The embedded rust book (Introduction - The Embedded Rust Book) is great at explaining how Rust’s safety guarantees are readily applicable to embedded projects, however specific advice on how to organise large projects is lacking. This goes for a lot of other resources out there which are focussed on the hobbyist community and doesn’t go much beyond blinking LEDs.
So many example projects / tutorials out there just have all the firmware in one massive main file – which is not really tenable for a serious project.
For example, during initialisation of the program we create singleton objects to represent the various peripherals (GPIO, UART, etc…). We then call methods on these objects to interact with the peripherals. This is clean and I like this – however it falls apart as soon as you try to have code not in one massive main function.
In C I would create a GPIO module which would handle initialise the pins and provide wrapper functions for other modules to use. Any module which needed GPIO would then just include this GPIO module. My instinct is to pass the GPIO singleton into the GPIO module during initialisation, but this means it goes out of scope as soon as the GPIO initialisation function ends.

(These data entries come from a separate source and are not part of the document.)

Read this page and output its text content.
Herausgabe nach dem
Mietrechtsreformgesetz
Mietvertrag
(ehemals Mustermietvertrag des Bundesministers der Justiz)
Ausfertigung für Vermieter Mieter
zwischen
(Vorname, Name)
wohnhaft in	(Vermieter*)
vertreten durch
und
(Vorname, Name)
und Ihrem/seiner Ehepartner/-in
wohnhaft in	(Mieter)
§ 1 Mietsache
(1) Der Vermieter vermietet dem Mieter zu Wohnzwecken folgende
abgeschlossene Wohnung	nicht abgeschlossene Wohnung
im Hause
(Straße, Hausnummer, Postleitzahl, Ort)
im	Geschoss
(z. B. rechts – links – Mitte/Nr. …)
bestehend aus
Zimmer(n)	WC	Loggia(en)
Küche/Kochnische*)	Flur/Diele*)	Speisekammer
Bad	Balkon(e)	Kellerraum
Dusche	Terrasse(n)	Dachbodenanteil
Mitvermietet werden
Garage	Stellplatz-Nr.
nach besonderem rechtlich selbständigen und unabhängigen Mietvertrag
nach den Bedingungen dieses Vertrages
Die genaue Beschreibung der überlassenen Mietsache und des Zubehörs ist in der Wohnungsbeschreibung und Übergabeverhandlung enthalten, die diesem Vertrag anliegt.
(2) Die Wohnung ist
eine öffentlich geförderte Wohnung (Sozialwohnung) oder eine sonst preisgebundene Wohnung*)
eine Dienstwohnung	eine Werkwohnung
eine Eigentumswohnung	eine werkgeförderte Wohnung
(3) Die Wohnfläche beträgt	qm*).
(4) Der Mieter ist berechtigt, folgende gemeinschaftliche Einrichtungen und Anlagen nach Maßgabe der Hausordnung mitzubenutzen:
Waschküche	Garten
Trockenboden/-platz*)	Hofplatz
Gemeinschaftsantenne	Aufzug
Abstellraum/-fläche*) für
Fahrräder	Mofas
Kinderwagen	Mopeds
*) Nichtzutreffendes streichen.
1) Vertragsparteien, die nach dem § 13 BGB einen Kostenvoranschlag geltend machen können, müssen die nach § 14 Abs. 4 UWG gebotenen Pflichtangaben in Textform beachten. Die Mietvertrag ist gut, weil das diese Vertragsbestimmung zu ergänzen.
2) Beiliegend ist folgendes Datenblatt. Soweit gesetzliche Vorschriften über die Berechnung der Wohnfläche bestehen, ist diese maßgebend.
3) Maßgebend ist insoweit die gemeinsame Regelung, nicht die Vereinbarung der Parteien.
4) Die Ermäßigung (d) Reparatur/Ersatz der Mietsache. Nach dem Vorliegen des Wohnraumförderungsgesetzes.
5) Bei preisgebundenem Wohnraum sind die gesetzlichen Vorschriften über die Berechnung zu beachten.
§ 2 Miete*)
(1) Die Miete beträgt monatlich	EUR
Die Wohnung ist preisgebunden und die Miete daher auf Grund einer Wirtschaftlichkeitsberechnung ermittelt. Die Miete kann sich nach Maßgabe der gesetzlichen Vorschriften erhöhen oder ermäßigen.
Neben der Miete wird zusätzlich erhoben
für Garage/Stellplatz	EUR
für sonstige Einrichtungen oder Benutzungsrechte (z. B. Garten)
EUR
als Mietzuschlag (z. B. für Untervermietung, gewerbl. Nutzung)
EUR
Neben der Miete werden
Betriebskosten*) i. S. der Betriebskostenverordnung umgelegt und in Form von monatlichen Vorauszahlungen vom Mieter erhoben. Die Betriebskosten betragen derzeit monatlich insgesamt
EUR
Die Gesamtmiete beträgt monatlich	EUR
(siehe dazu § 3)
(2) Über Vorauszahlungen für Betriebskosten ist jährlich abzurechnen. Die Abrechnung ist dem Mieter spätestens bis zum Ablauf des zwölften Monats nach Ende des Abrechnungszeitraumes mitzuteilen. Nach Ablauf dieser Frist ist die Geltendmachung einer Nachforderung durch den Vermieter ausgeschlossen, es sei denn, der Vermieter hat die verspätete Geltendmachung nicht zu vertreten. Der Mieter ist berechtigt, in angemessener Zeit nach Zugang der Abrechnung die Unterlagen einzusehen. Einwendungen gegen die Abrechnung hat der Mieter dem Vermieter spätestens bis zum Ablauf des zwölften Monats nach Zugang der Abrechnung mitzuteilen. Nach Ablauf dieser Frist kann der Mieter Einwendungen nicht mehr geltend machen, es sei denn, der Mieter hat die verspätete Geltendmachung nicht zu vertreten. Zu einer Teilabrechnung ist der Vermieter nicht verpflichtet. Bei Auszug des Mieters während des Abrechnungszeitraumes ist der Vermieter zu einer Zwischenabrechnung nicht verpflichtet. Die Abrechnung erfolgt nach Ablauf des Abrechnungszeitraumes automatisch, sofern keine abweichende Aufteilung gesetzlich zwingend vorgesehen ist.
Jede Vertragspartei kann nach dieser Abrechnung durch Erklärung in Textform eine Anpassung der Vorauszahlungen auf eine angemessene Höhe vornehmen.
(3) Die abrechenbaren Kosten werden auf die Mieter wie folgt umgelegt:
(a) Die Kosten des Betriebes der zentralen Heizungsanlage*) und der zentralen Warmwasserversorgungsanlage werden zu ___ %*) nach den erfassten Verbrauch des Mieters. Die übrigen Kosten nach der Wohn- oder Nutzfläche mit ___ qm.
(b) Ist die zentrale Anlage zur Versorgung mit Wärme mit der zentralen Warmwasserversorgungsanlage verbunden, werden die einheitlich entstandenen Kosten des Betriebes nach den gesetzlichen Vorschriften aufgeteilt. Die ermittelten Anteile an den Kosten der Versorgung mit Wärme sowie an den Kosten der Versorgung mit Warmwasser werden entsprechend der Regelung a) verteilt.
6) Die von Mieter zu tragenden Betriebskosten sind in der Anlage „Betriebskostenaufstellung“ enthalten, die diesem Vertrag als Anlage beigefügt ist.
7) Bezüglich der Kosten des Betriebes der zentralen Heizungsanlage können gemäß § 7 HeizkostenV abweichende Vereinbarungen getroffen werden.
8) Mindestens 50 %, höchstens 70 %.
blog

What I need therefore are static variables which can be initialised during runtime rather than at compile time, however Rust hates mutable static variables (which is understandable) and so this requires an awful lot of very ugly unsafe code (and having so much unsafe code kind of defeats the purpose of Rust’s safety guarantees in the first place).
Old threads on this topic seem to point to one of two places. OnceCell and LazyStatic. However OnceCell is now included in std, which means I can’t access it since I am running from a no_std context.
LazyStatic seems promising but for some reason I cannot get it to build in a no_std context for the life of me. There is a cargo feature “spin_no_std” to use spin lock mutexes and allow to build without std, however even with this the code fails to build complaining about not having access to std::sync::atomic. I think it worked in the past but seems to have since broken.
I have tried looking for example projects for how to do this sort of thing but have come up empty handed. This thread from a while ago had someone else with exactly the same question as me but it fizzled out without the issue really being solved.
So does anyone have any advice on how to organise a professional Rust project? I realise that I may be blinded by my experience in C and therefore could be failing to see the “Rust” way of doing this. Any help would be appreciated.